Alyona realised if she was going to get serious about her musical career, she would have to give up her job.

“‘Fish’ is about women who have piercings, tattoos or strange coloured hair, or a body that is not seen as normal,” the singer said.

“We, these women, are like fish in tank. And behind the glass, we don’t hear the nasty words directed at us,” she added.

Another track “Pushka”, which roughly translates as “the bomb”, also challenges how women are seen. In it, Alyona calls herself a “pishka”, a term of abuse for someone who is overweight.

Other lyrics are more poignant: “They may have a fresh view on everything, but they never invite us home…”

Hip-hop is hardly known as a hotbed of feminist thinking, and Alyona has had to put up with some zingers.

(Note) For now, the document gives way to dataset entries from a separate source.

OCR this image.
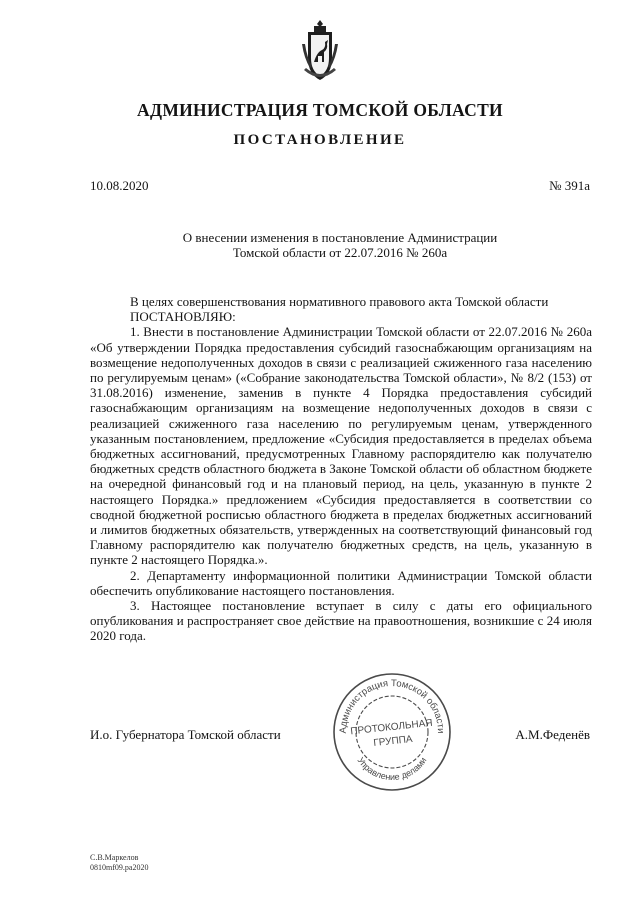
АДМИНИСТРАЦИЯ ТОМСКОЙ ОБЛАСТИ
ПОСТАНОВЛЕНИЕ
10.08.2020	№ 391а
О внесении изменения в постановление Администрации
Томской области от 22.07.2016 № 260а

В целях совершенствования нормативного правового акта Томской области

ПОСТАНОВЛЯЮ:

1. Внести в постановление Администрации Томской области от 22.07.2016 № 260а «Об утверждении Порядка предоставления субсидий газоснабжающим организациям на возмещение недополученных доходов в связи с реализацией сжиженного газа населению по регулируемым ценам» («Собрание законодательства Томской области», № 8/2 (153) от 31.08.2016) изменение, заменив в пункте 4 Порядка предоставления субсидий газоснабжающим организациям на возмещение недополученных доходов в связи с реализацией сжиженного газа населению по регулируемым ценам, утвержденного указанным постановлением, предложение «Субсидия предоставляется в пределах объема бюджетных ассигнований, предусмотренных Главному распорядителю как получателю бюджетных средств областного бюджета в Законе Томской области об областном бюджете на очередной финансовый год и на плановый период, на цель, указанную в пункте 2 настоящего Порядка.» предложением «Субсидия предоставляется в соответствии со сводной бюджетной росписью областного бюджета в пределах бюджетных ассигнований и лимитов бюджетных обязательств, утвержденных на соответствующий финансовый год Главному распорядителю как получателю бюджетных средств, на цель, указанную в пункте 2 настоящего Порядка.».

2. Департаменту информационной политики Администрации Томской области обеспечить опубликование настоящего постановления.

3. Настоящее постановление вступает в силу с даты его официального опубликования и распространяет свое действие на правоотношения, возникшие с 24 июля 2020 года.

И.о. Губернатора Томской области	А.М.Феденёв
Администрация Томской области
Управление делами
ПРОТОКОЛЬНАЯ
ГРУППА
С.В.Маркелов
0810mf09.ра2020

“They have told me that women were made to cook, to look after children, to do their nails, to do their makeup,” she recalled.

– Body positive –

“But I try to show that women have their place in rap battles,” the off-the-cuff bragging contests that characterise the genre.

And Alyona has found her niche, far from the cliches of “drugs and gangs — because that is not my life. I go to see my parents or go on holiday.

“I try to inspire people. I am not just there to say to women that they can be rappers, but to tell them to believe in themselves,” she said.

Even though Alyona grew up idolising Eminem — “He represents everything you should do and not do at the same time,” she quipped — she prefers not to rap in English or in Russian, which might also bring her a bigger audience.

“I taught in Ukrainian and I want to say things in Ukrainian,” she insisted.

But she denied that it had anything to do with nationalism. “I don’t like politics. My generation is tired by politics… we want to create new things. There are so many great performers, painters, so many talented people out there.”